Lors du premier lancement d’AUKUS en 2021, le ministère indonésien des Affaires étrangères a publié une déclaration remettant en question l’accord et exprimant ses inquiétudes quant aux buts et objectifs d’AUKUS, estimant que l’utilisation et le développement de la technologie nucléaire par l’Australie pourraient avoir un impact négatif sur l’Indonésie. Cependant, au fil du temps, le gouvernement a assoupli sa position, Jokowi ayant récemment déclaré qu’AUKUS devait être considéré comme un partenaire de l’Indonésie et non comme un concurrent.
L’accord de défense offrira à l’Indonésie l’occasion de réaffirmer sa position sur AUKUS, tant individuellement qu’en tant qu’État membre de l’ASEAN. Étant donné que l’Australie partage une frontière maritime avec l’Asie du Sud-Est, l’Indonésie doit l’exhorter à respecter les pays de l’ASEAN qui ont accepté et signé le traité sur la zone exempte d’armes nucléaires en Asie du Sud-Est.
Contrairement aux sous-marins diesel conventionnels, malgré leurs spécifications plus avancées telles qu’une capacité d’endurance en immersion plus longue, les sous-marins nucléaires sont potentiellement risqués en raison de la contamination radioactive qui peut être libérée en cas d’accident.
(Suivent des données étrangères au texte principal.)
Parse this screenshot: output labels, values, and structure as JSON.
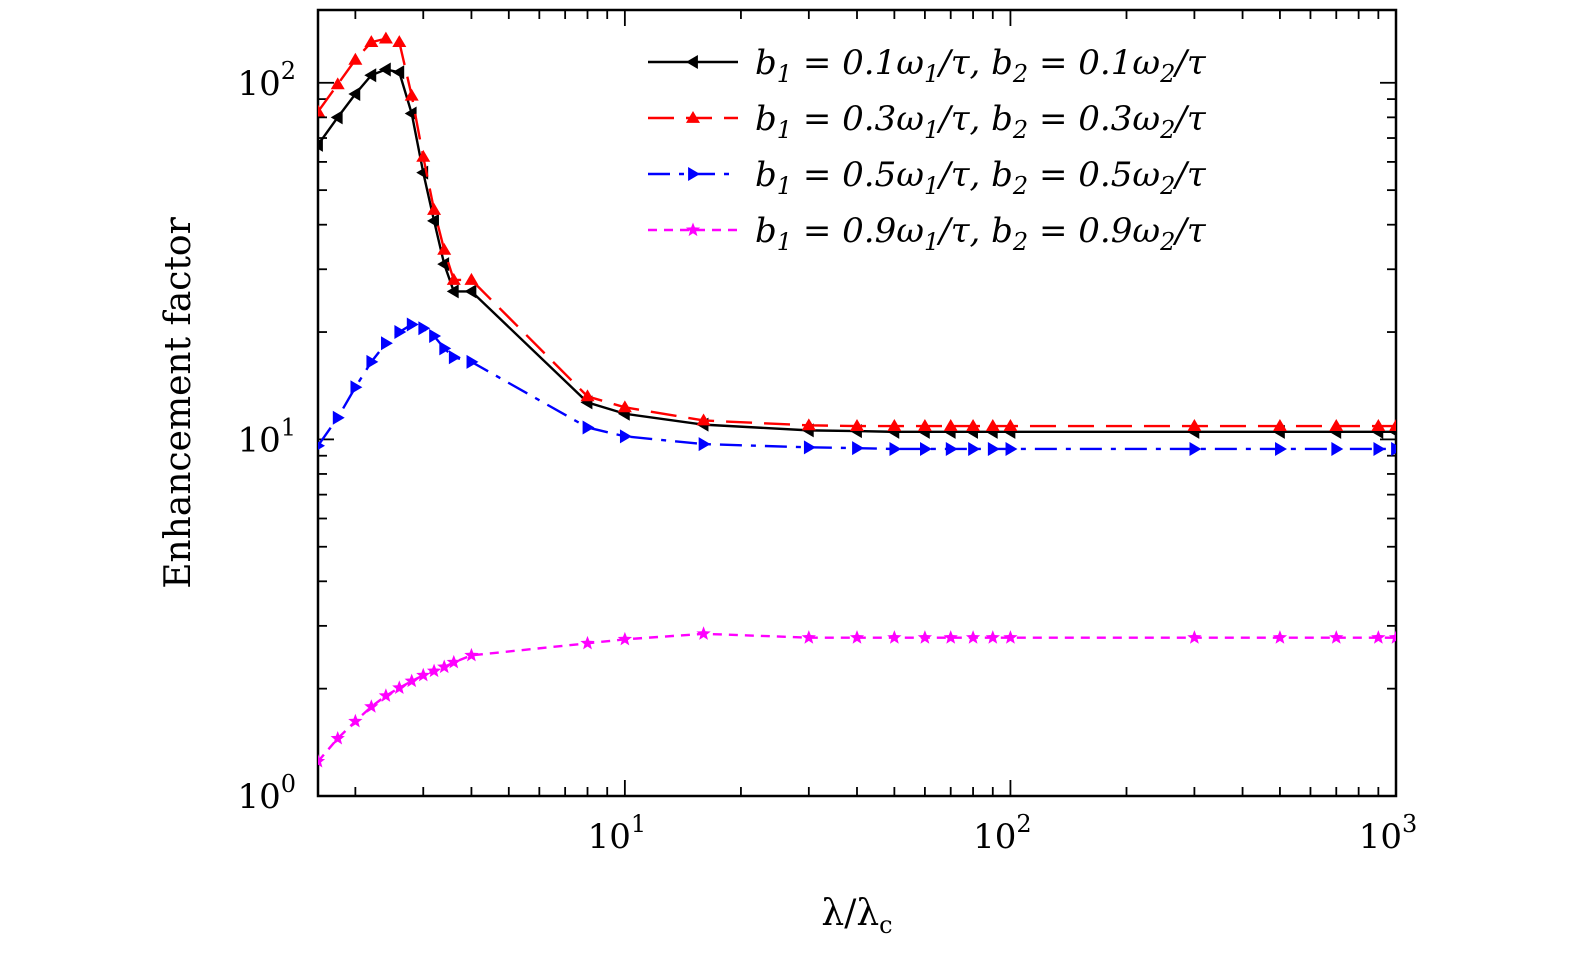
{
  "chart_data": {
    "type": "line",
    "title": "",
    "xlabel": "λ/λc",
    "ylabel": "Enhancement factor",
    "xscale": "log",
    "yscale": "log",
    "xlim": [
      1.6,
      1000
    ],
    "ylim": [
      1,
      160
    ],
    "xticks": [
      {
        "value": 10,
        "base": "10",
        "exp": "1"
      },
      {
        "value": 100,
        "base": "10",
        "exp": "2"
      },
      {
        "value": 1000,
        "base": "10",
        "exp": "3"
      }
    ],
    "yticks": [
      {
        "value": 1,
        "base": "10",
        "exp": "0"
      },
      {
        "value": 10,
        "base": "10",
        "exp": "1"
      },
      {
        "value": 100,
        "base": "10",
        "exp": "2"
      }
    ],
    "grid": false,
    "legend_position": "top-right",
    "series": [
      {
        "name": "b1 = 0.1ω1/τ, b2 = 0.1ω2/τ",
        "color": "#000000",
        "dash": "solid",
        "marker": "triangle-left",
        "x": [
          1.6,
          1.8,
          2.0,
          2.2,
          2.4,
          2.6,
          2.8,
          3.0,
          3.2,
          3.4,
          3.6,
          4.0,
          8,
          10,
          16,
          30,
          40,
          50,
          60,
          70,
          80,
          90,
          100,
          300,
          500,
          700,
          900,
          1000
        ],
        "y": [
          67,
          80,
          93,
          105,
          109,
          107,
          82,
          56,
          41,
          31,
          26,
          26,
          12.7,
          11.8,
          11.0,
          10.6,
          10.55,
          10.5,
          10.5,
          10.5,
          10.5,
          10.5,
          10.5,
          10.5,
          10.5,
          10.5,
          10.5,
          10.5
        ]
      },
      {
        "name": "b1 = 0.3ω1/τ, b2 = 0.3ω2/τ",
        "color": "#ff0000",
        "dash": "long-dash",
        "marker": "triangle-up",
        "x": [
          1.6,
          1.8,
          2.0,
          2.2,
          2.4,
          2.6,
          2.8,
          3.0,
          3.2,
          3.4,
          3.6,
          4.0,
          8,
          10,
          16,
          30,
          40,
          50,
          60,
          70,
          80,
          90,
          100,
          300,
          500,
          700,
          900,
          1000
        ],
        "y": [
          83,
          99,
          116,
          130,
          133,
          130,
          92,
          62,
          44,
          34,
          28,
          28,
          13.2,
          12.3,
          11.3,
          10.95,
          10.9,
          10.9,
          10.9,
          10.9,
          10.9,
          10.9,
          10.9,
          10.9,
          10.9,
          10.9,
          10.9,
          10.9
        ]
      },
      {
        "name": "b1 = 0.5ω1/τ, b2 = 0.5ω2/τ",
        "color": "#0000ff",
        "dash": "dash-dot",
        "marker": "triangle-right",
        "x": [
          1.6,
          1.8,
          2.0,
          2.2,
          2.4,
          2.6,
          2.8,
          3.0,
          3.2,
          3.4,
          3.6,
          4.0,
          8,
          10,
          16,
          30,
          40,
          50,
          60,
          70,
          80,
          90,
          100,
          300,
          500,
          700,
          900,
          1000
        ],
        "y": [
          9.6,
          11.5,
          14.0,
          16.5,
          18.6,
          20.0,
          21.0,
          20.5,
          19.5,
          18.0,
          17.0,
          16.5,
          10.8,
          10.2,
          9.7,
          9.5,
          9.45,
          9.4,
          9.4,
          9.4,
          9.4,
          9.4,
          9.4,
          9.4,
          9.4,
          9.4,
          9.4,
          9.4
        ]
      },
      {
        "name": "b1 = 0.9ω1/τ, b2 = 0.9ω2/τ",
        "color": "#ff00ff",
        "dash": "short-dash",
        "marker": "star",
        "x": [
          1.6,
          1.8,
          2.0,
          2.2,
          2.4,
          2.6,
          2.8,
          3.0,
          3.2,
          3.4,
          3.6,
          4.0,
          8,
          10,
          16,
          30,
          40,
          50,
          60,
          70,
          80,
          90,
          100,
          300,
          500,
          700,
          900,
          1000
        ],
        "y": [
          1.25,
          1.45,
          1.62,
          1.78,
          1.91,
          2.01,
          2.1,
          2.18,
          2.24,
          2.3,
          2.37,
          2.48,
          2.68,
          2.75,
          2.85,
          2.78,
          2.78,
          2.78,
          2.78,
          2.78,
          2.78,
          2.78,
          2.78,
          2.78,
          2.78,
          2.78,
          2.78,
          2.78
        ]
      }
    ],
    "legend": [
      {
        "b1": "b",
        "s1": "1",
        "eq1": " = 0.1ω",
        "s2": "1",
        "tail1": "/τ,  b",
        "s3": "2",
        "eq2": " = 0.1ω",
        "s4": "2",
        "tail2": "/τ"
      },
      {
        "b1": "b",
        "s1": "1",
        "eq1": " = 0.3ω",
        "s2": "1",
        "tail1": "/τ,  b",
        "s3": "2",
        "eq2": " = 0.3ω",
        "s4": "2",
        "tail2": "/τ"
      },
      {
        "b1": "b",
        "s1": "1",
        "eq1": " = 0.5ω",
        "s2": "1",
        "tail1": "/τ,  b",
        "s3": "2",
        "eq2": " = 0.5ω",
        "s4": "2",
        "tail2": "/τ"
      },
      {
        "b1": "b",
        "s1": "1",
        "eq1": " = 0.9ω",
        "s2": "1",
        "tail1": "/τ,  b",
        "s3": "2",
        "eq2": " = 0.9ω",
        "s4": "2",
        "tail2": "/τ"
      }
    ],
    "xlabel_parts": {
      "main": "λ/λ",
      "sub": "c"
    }
  }
}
Un accident mortel de sous-marin à propulsion nucléaire aura certainement un impact direct sur l’Indonésie ainsi que sur d’autres pays de la région en polluant les écosystèmes marins.
L’Indonésie doit sérieusement remettre en question le processus de fabrication du SSN-AUKUS et les impacts écologiques qui pourraient en découler. En outre, interdire aux bateaux du SSN-AUKUS d’entrer dans les eaux indonésiennes lors de leur livraison sera également essentiel au maintien de la souveraineté de l’Indonésie.
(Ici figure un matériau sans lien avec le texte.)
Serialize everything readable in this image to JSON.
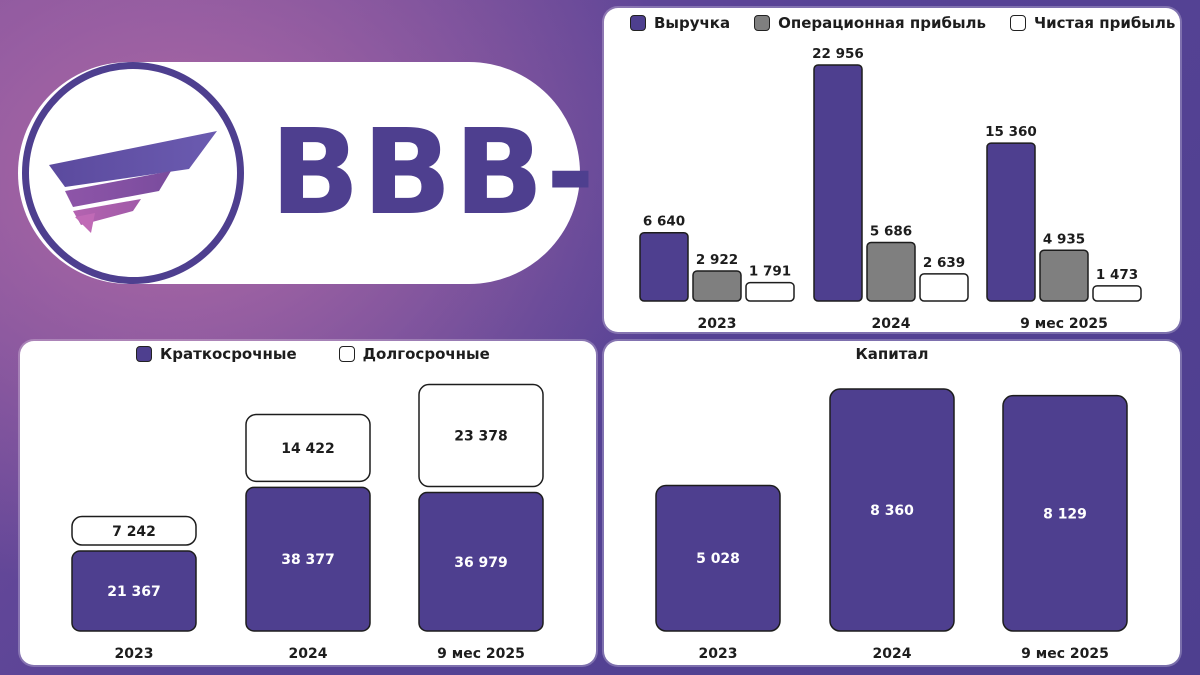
{
  "rating": "BBB-",
  "colors": {
    "purple": "#4e3f8f",
    "gray": "#7f7f7f",
    "white": "#ffffff"
  },
  "legend_income": [
    "Выручка",
    "Операционная прибыль",
    "Чистая прибыль"
  ],
  "legend_debt": [
    "Краткосрочные",
    "Долгосрочные"
  ],
  "capital_title": "Капитал",
  "chart_data": [
    {
      "type": "bar",
      "categories": [
        "2023",
        "2024",
        "9 мес 2025"
      ],
      "series": [
        {
          "name": "Выручка",
          "values": [
            6640,
            22956,
            15360
          ],
          "labels": [
            "6 640",
            "22 956",
            "15 360"
          ]
        },
        {
          "name": "Операционная прибыль",
          "values": [
            2922,
            5686,
            4935
          ],
          "labels": [
            "2 922",
            "5 686",
            "4 935"
          ]
        },
        {
          "name": "Чистая прибыль",
          "values": [
            1791,
            2639,
            1473
          ],
          "labels": [
            "1 791",
            "2 639",
            "1 473"
          ]
        }
      ]
    },
    {
      "type": "bar",
      "stacked": true,
      "categories": [
        "2023",
        "2024",
        "9 мес 2025"
      ],
      "series": [
        {
          "name": "Краткосрочные",
          "values": [
            21367,
            38377,
            36979
          ],
          "labels": [
            "21 367",
            "38 377",
            "36 979"
          ]
        },
        {
          "name": "Долгосрочные",
          "values": [
            7242,
            14422,
            23378
          ],
          "labels": [
            "7 242",
            "14 422",
            "23 378"
          ]
        }
      ]
    },
    {
      "type": "bar",
      "title": "Капитал",
      "categories": [
        "2023",
        "2024",
        "9 мес 2025"
      ],
      "values": [
        5028,
        8360,
        8129
      ],
      "labels": [
        "5 028",
        "8 360",
        "8 129"
      ]
    }
  ]
}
Le DCA offre également à l’Indonésie la possibilité d’approfondir la coopération en matière d’industrie de défense et d’accroître les capacités de son industrie de défense nationale. Par exemple, PT PAL, le constructeur naval public indonésien, peut apprendre de l’exemple du constructeur naval australien AUSTAL, qui compte parmi les 100 plus grandes entreprises de défense au monde, et améliorer la qualité de ses propres processus de fabrication.
Le DCA avec l’Australie constitue la plate-forme idéale permettant à l’Indonésie de contribuer concrètement à la solidarité de l’ASEAN et de désamorcer les conflits dans la région. Compte tenu des relations amicales entre les deux pays, qui sont bien établies et ne feront que se renforcer, malgré des points de désaccord persistants, il serait sage que les discussions sur le DCA se déroulent de manière transparente et tiennent compte des intérêts nationaux de chaque pays.